Analytic, quasineutral, two-dimensional Maxwell-Vlasov equilibria

TL;DR

This paper develops analytical methods to construct two-dimensional Maxwell-Vlasov plasma equilibria with finite electric fields and plasma flows, exemplified by a periodic magnetic island structure, advancing understanding of plasma stability.

Contribution

It introduces a novel analytical approach to solve Maxwell-Vlasov equilibria with quasineutrality, including explicit solutions for Harris-type distributions and potential extension to axisymmetric cases.

Findings

Derived explicit solutions for 2D plasma equilibria with finite electric fields.

Presented a periodic 'cat-eyes' magnetic island equilibrium.

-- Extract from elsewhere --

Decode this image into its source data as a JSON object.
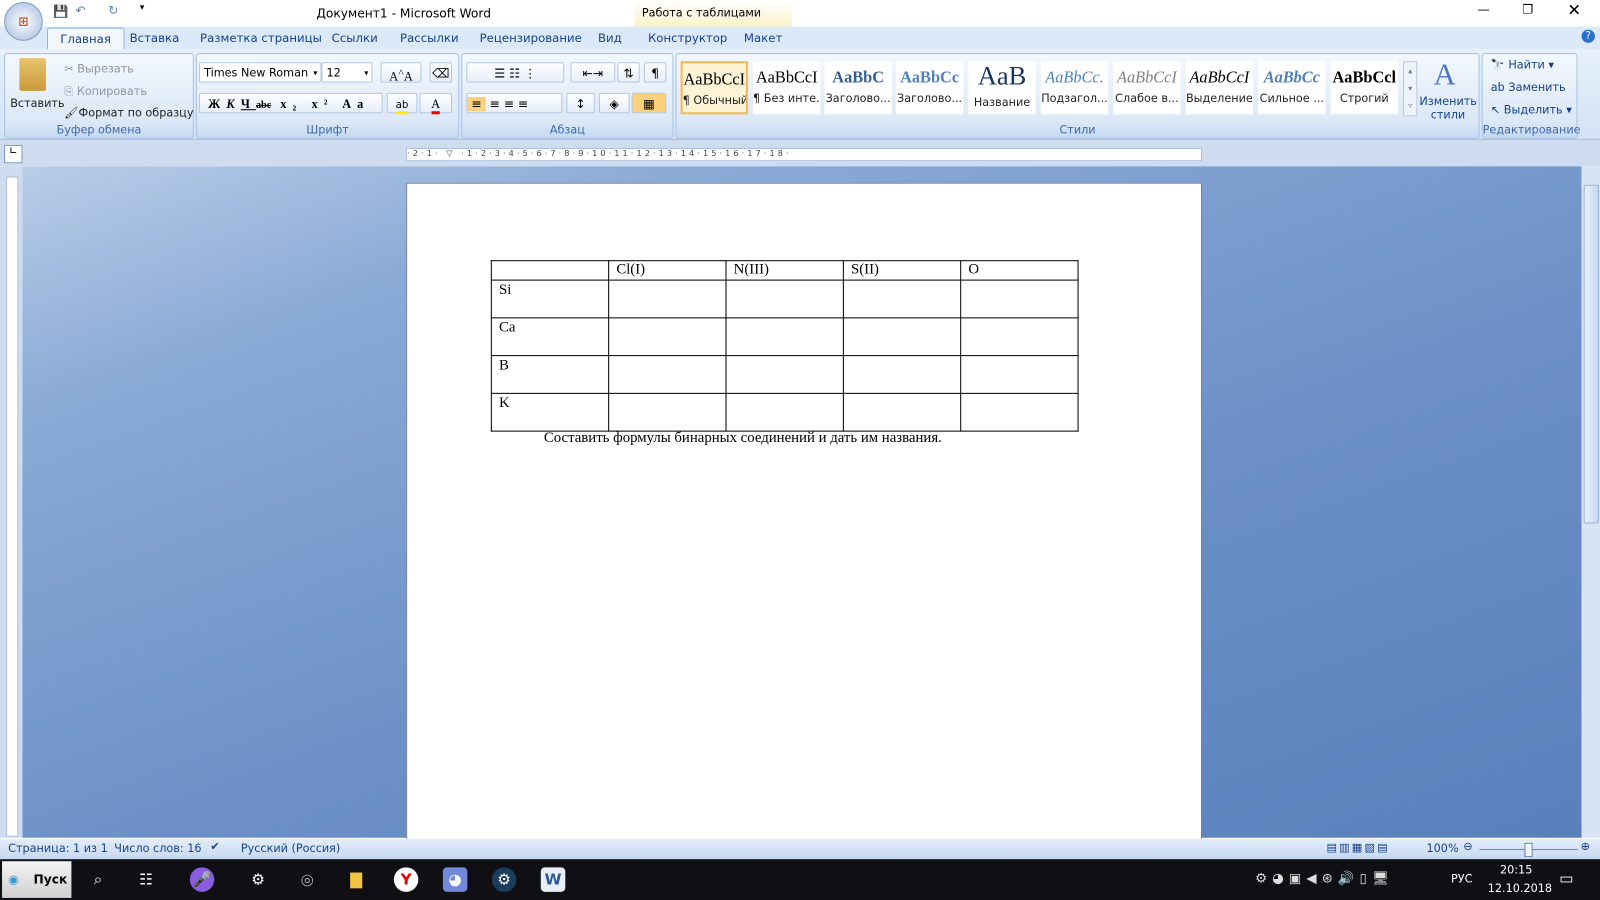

Demonstrated the method's potential extension to toroidal geometries.

Abstract

Two-dimensional Maxwell-Vlasov equilibria with finite electric fields, axial ("toroidal") plasma flow and isotropic pressure are constructed in plane geometry by using the quasineutrality condition to express the electrostatic potential in terms of the vector potential. Then for Harris-type distribution functions, Ampere's equation becomes of Liouville type and can be solved analytically. As an example, a periodic "cat-eyes" steady state consisting of a row of magnetic islands is presented. The method can be extended to (toroidal) axisymmetric equilibria.